Site of defunct, nearly demolished Six Flags Mall has industrial future


The defunct Six Flags Mall will be replaced with a nearly 1.4-million-square-foot industrial complex that would employ roughly 2,000 people, according to officials and tentative plans from a developer that’s buying up the last pieces of the property.

Construction on the project could start in a year.

“We’re all excited because the uses will be all the way from light manufacturing to distribution,” Arlington Mayor Jeff Williams said. “It’s a big improvement from a decaying mall.”

Missouri-based Northpoint Development has purchased most of the 83-acre mall site, northeast of Texas 360 and East Division Street, but has at least one remaining snag — a lawsuit filed by Cinemark USA accusing Northpoint of trying to run its Tinseltown theater out of business before its lease is up.

NorthPoint will develop the industrial complex, which tentatively will consist of two multitenant warehouses, one about 1.13 million square feet and another at 230,000 square feet, according to renderings and other documents prepared by Coy E. Garrett Real Estate Consultants of Arlington.

The industrial redevelopment is apparently being built around an “international company” seeking a place to locate, said Coy Garrett, a real estate broker who has worked for four years negotiating lease buyouts and delivering vacated mall space to NorthPoint.

But he and Williams said they could not yet reveal the identity of the company. Officials of NorthPoint did not return calls this week for comment.

Location and workforce

Eleven sites were studied in Tarrant County and south Dallas County before the 47-year-old former Six Flags Mall was selected, Garrett said. He added that NorthPoint would build the multitenant warehouses and lease the space

Garrett said the mall site was attractive because of its quick access to Texas 360 and 161 and Interstates 20 and 30, and the short trip to Dallas/Fort Worth Airport. Also, a railroad line runs immediately north of the location.

“And the availability of a skilled workforce,” Williams added. “We’re very proud of that.”

Garrett estimated that the property acquisition will take four more months, saying the time-consuming process “has been a real killer.”

“There are too many moving parts in it,” he said. “You’ve got people who have businesses who don’t want to move, and you have to buy them out. Then you’ve got lenders. … And it’s hard to find space for [businesses to relocate]. It’s a massive project to get everything to come together at one time even just for one property owner.”

Jim Parajon, deputy city manager for economic development, said he couldn’t comment on details of the redevelopment, including whether the city is considering or has been asked to consider tax breaks and other incentives to assist the project. He said the city issued demolition permits last year to NorthPoint, which he said has “made some progress on it.”

“Six Flags Mall was in poor shape and had very limited tenancy,” Parajon said. “The opportunity to redevelop is welcome.”

Cinemark lawsuit

Cinemark USA, which is fighting in court to hold its ground amid demolition of neighboring buildings, could be close to an agreement with NorthPoint, according to court documents filed last week.

The 348th State District Court in Fort Worth granted a request by Cinemark and NorthPoint to postpone scheduled hearings, and has set Feb. 6 for a hearing on a summary judgment motion.

Attorneys for Cinemark, NorthPoint and a second defendent named in a Cinemark lawsuit, Dominican Management, did not reply to several requests for interviews last week.

The Cinemark Tinseltown 9, a single-level theater with 2,442 seats, opened in Six Flags Mall in 1996 and is now surrounded by the rubble remains of other buildings.

Cinemark sued in May, alleging that NorthPoint and Dominican “engaged in civil conspiracy” to rush the theater out of its building.
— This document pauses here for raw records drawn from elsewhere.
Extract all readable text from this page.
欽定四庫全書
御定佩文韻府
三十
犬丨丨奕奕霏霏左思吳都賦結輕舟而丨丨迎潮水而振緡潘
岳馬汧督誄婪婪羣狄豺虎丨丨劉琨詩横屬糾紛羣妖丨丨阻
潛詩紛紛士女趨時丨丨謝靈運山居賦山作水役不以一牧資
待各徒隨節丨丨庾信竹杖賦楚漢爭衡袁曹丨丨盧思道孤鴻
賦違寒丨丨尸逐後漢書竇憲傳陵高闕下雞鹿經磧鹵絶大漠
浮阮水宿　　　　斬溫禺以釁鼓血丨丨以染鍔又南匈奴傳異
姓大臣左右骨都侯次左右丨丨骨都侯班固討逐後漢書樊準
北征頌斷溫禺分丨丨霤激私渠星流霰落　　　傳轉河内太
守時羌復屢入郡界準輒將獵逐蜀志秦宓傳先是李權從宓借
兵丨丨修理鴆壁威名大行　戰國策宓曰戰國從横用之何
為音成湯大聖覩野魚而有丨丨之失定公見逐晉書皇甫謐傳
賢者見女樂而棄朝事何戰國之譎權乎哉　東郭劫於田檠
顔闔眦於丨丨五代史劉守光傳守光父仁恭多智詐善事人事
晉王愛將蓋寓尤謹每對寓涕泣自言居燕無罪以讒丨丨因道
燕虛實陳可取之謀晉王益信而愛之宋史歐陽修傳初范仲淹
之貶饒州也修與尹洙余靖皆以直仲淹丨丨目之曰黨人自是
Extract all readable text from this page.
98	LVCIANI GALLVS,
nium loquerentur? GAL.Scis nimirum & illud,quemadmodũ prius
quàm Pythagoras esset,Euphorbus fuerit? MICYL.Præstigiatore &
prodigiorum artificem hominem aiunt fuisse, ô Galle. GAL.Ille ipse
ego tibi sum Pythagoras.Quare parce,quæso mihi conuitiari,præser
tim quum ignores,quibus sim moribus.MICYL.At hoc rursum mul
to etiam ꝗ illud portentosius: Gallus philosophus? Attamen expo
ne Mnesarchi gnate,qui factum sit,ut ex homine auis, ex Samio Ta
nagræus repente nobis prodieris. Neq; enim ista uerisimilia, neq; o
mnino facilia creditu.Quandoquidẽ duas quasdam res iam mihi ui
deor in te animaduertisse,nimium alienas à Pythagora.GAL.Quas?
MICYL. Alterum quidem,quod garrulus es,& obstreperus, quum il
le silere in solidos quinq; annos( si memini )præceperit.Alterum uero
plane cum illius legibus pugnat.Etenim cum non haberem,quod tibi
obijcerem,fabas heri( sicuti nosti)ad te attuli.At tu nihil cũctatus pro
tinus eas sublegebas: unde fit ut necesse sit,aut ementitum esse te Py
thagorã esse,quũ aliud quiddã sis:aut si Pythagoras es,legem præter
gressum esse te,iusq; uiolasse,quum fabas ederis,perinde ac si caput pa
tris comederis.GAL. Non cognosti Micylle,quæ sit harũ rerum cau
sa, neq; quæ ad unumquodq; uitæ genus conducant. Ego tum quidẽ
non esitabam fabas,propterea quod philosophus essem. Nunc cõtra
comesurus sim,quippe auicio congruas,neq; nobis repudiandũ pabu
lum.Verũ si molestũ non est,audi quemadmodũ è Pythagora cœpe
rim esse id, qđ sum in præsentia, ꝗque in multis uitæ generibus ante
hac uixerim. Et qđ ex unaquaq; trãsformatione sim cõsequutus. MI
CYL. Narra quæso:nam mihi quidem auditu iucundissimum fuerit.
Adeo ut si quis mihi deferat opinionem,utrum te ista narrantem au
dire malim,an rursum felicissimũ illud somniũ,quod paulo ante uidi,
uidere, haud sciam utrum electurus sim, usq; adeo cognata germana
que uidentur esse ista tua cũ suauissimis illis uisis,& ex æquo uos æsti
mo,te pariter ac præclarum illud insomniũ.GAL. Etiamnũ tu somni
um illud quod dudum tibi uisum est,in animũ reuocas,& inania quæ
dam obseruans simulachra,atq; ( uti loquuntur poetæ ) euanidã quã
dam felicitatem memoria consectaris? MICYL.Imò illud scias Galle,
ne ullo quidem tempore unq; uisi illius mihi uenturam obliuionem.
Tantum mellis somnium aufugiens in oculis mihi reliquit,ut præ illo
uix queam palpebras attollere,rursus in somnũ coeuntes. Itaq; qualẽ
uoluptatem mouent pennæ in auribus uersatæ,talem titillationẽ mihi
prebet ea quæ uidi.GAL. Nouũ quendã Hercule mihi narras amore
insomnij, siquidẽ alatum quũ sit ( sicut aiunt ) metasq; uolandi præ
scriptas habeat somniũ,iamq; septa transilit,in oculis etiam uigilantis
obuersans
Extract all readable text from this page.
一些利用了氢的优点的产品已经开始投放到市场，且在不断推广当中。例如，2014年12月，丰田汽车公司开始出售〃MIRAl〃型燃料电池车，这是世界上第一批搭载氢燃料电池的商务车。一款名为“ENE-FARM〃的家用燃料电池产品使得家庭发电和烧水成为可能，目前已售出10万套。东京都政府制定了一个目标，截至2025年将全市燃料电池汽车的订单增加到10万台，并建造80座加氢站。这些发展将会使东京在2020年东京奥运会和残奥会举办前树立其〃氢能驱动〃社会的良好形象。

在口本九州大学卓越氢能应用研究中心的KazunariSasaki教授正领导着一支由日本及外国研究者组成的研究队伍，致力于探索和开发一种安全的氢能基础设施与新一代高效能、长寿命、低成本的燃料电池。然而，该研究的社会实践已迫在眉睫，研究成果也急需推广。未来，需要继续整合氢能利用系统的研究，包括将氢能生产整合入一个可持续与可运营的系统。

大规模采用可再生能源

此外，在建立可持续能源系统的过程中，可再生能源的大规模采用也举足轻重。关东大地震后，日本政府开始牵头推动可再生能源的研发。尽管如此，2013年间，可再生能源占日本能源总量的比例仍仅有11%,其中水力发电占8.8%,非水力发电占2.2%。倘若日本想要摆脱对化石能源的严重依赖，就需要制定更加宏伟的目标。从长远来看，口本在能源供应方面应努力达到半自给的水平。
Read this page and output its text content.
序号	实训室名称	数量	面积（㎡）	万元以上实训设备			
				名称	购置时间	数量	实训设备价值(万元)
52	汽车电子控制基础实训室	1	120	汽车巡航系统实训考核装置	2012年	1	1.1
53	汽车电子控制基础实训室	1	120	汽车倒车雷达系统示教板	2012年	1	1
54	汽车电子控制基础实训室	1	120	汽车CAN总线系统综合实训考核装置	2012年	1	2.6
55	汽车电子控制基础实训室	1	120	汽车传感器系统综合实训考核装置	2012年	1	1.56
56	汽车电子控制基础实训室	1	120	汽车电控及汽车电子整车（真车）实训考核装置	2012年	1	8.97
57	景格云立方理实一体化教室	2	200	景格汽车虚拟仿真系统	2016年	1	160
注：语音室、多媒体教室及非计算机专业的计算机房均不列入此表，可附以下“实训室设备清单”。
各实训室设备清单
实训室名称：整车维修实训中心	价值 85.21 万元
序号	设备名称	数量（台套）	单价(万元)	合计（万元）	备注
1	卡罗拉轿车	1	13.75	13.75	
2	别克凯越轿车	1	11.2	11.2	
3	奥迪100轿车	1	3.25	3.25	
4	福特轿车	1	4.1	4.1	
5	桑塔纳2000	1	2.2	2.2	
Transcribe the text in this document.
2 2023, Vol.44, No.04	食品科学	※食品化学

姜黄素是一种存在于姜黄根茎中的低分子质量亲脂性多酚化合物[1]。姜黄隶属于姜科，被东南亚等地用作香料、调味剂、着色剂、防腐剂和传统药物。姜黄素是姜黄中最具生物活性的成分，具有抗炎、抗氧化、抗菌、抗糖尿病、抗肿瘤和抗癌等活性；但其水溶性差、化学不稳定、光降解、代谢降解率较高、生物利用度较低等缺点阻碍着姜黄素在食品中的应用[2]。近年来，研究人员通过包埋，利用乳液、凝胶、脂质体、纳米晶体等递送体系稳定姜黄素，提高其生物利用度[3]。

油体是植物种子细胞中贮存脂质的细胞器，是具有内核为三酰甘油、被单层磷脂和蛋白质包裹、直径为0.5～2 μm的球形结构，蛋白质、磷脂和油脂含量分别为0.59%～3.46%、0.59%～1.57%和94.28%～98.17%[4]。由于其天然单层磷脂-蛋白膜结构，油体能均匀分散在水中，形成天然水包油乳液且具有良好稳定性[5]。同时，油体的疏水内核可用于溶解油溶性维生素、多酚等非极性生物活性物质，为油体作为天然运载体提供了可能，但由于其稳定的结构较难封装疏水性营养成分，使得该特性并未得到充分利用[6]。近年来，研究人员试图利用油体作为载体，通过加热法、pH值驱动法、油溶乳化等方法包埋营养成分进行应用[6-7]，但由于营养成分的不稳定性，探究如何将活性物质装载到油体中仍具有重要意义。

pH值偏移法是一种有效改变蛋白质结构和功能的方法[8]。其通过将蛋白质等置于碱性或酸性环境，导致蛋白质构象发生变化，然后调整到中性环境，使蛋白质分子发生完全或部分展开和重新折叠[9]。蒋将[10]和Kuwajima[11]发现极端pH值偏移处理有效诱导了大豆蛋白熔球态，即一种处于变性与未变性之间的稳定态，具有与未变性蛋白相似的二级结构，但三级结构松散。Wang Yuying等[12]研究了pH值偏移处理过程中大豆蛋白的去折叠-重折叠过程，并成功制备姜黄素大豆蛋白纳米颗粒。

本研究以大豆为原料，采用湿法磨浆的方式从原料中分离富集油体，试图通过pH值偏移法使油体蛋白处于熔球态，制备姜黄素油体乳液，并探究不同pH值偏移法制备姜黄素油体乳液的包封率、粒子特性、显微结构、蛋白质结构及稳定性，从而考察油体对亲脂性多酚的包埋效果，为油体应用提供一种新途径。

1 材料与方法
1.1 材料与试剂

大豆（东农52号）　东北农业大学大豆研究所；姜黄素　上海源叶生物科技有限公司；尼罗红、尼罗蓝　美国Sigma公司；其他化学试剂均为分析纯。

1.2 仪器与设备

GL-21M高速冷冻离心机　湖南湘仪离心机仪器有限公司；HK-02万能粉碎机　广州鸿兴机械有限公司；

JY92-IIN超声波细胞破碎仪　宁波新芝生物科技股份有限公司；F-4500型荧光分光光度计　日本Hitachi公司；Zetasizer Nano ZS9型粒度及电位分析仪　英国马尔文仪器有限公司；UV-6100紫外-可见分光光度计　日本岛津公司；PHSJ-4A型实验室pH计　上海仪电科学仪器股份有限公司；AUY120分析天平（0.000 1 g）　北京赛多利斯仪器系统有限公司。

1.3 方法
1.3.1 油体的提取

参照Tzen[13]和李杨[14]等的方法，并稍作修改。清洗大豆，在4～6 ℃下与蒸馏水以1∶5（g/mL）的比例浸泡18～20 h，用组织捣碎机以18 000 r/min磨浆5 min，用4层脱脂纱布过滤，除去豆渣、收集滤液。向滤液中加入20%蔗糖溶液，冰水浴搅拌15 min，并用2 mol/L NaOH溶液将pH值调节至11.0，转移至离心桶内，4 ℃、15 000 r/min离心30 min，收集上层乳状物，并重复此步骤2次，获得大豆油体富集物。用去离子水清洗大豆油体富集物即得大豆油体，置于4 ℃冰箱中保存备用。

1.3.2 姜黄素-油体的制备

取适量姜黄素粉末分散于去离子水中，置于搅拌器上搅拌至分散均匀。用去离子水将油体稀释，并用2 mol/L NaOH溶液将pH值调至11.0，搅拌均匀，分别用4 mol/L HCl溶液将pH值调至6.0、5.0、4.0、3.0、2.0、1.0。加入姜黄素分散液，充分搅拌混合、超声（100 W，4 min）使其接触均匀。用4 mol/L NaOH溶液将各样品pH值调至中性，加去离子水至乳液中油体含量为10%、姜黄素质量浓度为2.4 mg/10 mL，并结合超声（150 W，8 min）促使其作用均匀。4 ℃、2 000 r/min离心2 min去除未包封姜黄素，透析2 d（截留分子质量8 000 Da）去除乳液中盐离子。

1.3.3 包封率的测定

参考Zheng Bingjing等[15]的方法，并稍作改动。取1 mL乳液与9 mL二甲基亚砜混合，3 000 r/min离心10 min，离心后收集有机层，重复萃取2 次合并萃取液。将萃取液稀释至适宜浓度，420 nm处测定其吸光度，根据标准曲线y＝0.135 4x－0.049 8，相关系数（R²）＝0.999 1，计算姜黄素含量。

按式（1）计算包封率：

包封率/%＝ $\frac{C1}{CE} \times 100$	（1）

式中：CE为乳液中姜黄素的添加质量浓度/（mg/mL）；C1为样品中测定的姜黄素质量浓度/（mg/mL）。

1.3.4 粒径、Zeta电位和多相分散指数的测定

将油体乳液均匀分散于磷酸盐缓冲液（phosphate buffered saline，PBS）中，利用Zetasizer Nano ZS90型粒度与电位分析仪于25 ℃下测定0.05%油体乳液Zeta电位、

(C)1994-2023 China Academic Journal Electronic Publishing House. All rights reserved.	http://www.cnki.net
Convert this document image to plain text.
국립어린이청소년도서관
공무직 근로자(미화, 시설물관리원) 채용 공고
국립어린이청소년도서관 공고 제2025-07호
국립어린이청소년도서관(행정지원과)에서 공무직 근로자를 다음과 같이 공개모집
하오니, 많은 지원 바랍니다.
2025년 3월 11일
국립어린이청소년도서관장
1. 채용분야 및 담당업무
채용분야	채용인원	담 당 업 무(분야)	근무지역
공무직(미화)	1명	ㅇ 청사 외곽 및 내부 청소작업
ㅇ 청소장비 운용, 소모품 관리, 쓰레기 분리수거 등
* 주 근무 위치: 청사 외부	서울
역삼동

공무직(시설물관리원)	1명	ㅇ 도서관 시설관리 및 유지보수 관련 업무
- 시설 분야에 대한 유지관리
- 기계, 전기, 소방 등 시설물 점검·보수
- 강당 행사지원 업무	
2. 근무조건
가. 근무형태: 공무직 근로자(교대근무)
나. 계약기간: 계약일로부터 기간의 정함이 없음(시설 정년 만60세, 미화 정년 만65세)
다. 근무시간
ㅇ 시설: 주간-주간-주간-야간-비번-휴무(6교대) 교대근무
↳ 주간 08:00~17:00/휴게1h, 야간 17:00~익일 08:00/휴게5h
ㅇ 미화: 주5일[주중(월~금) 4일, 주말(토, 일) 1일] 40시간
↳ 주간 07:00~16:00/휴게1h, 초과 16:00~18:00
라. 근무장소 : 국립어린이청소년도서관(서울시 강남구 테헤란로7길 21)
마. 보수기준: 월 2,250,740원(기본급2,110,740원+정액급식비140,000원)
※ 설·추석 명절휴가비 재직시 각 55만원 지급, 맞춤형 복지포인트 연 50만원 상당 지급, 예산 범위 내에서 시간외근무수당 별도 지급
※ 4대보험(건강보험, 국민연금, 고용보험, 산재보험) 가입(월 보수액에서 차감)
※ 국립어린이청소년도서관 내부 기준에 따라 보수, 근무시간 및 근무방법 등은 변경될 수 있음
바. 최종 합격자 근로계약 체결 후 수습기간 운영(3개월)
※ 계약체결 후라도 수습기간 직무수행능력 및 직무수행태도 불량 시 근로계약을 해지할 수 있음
The suit claimed the demolition activity and posting of demolition signs on its property threatened to impede access and parking for its customers, and that frequent power outages and surges were disrupting business at the theater.

The documents said the theater manager, Kevin Ghanbari, testified that attendance had declined by 18 percent since demolition began last year.

The lawsuit was not specific about how long Cinemark wanted to maintain its lease.

The mall opened in 1970 as the first enclosed shopping center in Arlington. In December 2012, Fort Worth businessman G.L. Buck Harris, who once operated a large antique mall in west Fort Worth, bought the 364,000-square-foot center portion of the former Six Flags Mall, which had been renamed Plaza Central. He reopened it — briefly — as a Hispanic-themed shopping center in July 2014.

This report includes material from the Star-Telegram archives.